1. Input

There’re 3 inputs Q(query), K(key), V(value) for attention mechanism. If Q=K=V, we call it ‘self-attention’. Also, there’re several rules to calculate it.

$$Attention(Q,K,V) = Softmax(Linear([Q,K])) \cdot V$$

$$Attention(Q,K,V) = Softmax(sum(\tanh(Linear([Q,K])))) \cdot V$$

$$Attention(Q,K,V) = Softmax(\frac{Q \cdot K^T}{\sqrt{d_k}}) \cdot V$$

The ‘bmm’ is a special tensor multiply operation, batch matrices multiplication.

$$(b, n, m)*(b, m, p) \rightarrow (b, n, p)$$

Attention is usually used in seq2seq task.

import torch
import torch.nn as nn
import torch.nn.functional as F

class Attn(nn.Module):
    def __init__(self, query_size, key_size, value_size1, value_size2, output_size):
        # query_size, key_size代表最后一个维度
        # V尺寸为[1, value_size1, value_size2]
        super(Attn, self).__init__()
        self.query_size = query_size
        self.key_size = key_size
        self.value_size1 = value_size1
        self.value_size2 = value_size2
        self.output_size = output_size

        self.attn = nn.Linear(self.query_size + self.key_size, self.value_size1)

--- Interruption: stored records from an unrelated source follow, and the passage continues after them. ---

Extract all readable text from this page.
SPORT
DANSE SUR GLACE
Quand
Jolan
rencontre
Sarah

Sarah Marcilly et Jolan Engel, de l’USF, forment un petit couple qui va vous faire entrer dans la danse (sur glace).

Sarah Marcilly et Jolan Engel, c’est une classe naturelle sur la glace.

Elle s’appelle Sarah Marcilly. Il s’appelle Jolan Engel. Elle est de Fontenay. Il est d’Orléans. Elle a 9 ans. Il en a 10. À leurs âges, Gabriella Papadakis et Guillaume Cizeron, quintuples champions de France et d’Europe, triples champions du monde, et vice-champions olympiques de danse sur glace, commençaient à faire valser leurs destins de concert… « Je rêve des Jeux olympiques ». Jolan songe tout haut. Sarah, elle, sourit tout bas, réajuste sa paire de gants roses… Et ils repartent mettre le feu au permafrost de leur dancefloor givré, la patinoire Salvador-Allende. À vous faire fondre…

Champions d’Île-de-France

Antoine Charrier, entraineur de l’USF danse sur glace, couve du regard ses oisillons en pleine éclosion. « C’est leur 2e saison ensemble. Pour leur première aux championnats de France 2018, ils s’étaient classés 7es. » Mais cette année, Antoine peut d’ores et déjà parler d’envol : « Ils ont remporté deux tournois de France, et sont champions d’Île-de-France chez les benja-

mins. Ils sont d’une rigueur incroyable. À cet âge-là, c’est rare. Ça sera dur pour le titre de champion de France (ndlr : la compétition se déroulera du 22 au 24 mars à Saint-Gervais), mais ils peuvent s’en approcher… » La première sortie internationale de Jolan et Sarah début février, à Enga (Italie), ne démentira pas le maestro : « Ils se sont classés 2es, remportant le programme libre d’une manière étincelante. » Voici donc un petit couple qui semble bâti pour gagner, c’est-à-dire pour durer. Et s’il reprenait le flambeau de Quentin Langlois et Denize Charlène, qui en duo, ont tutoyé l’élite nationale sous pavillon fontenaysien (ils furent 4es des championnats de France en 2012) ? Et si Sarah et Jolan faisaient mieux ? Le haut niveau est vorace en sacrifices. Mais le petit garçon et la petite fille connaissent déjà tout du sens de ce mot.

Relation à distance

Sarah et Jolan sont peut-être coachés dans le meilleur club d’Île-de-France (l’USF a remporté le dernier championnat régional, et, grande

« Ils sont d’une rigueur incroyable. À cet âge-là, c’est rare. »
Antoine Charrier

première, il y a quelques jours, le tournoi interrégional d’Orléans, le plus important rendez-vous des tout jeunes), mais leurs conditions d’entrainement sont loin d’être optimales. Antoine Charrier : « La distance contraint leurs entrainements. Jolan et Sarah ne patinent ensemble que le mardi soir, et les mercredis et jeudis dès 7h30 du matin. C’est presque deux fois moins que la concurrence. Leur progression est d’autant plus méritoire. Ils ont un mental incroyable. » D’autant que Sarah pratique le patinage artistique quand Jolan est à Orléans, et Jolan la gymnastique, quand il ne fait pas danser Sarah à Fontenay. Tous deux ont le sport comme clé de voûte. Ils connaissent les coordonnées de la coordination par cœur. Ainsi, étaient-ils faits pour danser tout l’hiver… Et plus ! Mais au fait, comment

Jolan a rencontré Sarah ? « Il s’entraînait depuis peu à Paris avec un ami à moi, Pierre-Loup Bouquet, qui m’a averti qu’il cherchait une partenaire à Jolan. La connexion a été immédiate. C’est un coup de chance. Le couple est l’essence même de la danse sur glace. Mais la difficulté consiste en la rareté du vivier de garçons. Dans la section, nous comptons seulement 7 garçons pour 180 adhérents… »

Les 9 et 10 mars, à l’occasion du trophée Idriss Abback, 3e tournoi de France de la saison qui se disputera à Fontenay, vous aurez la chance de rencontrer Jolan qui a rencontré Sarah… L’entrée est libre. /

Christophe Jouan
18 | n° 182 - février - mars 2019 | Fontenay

        self.attn_combine = nn.Linear(self.query_size + self.value_size2, self.outpu_size)

    def forward(self, Q, K, V):
        attn_weights = F.softmax( self.attn(torch.cat((Q[0], k[0]), 1)) , dim=1)
        attn_applied = torch.bmm(attn_weights.unsqueeze(0), V)
        output = torch.cat((Q[0], attn_applied[0]), 1)  # 降维
        output = self.attn_combine(output).unsqueeze(0)
        return output, attn_weights

query_size = 32
key_size = 32
value_size1 = 32
value_size2 = 64
output_size = 64

attn = Attn(query_size, key_size, value_size1, value_size2, output_size)
Q = torch.randn(1, 1, 32)
K = torch.randn(1, 1, 32)
V = torch.randn(1, 1, 64)
output = attn(Q, K, V)
print(output[0])
print(output[1])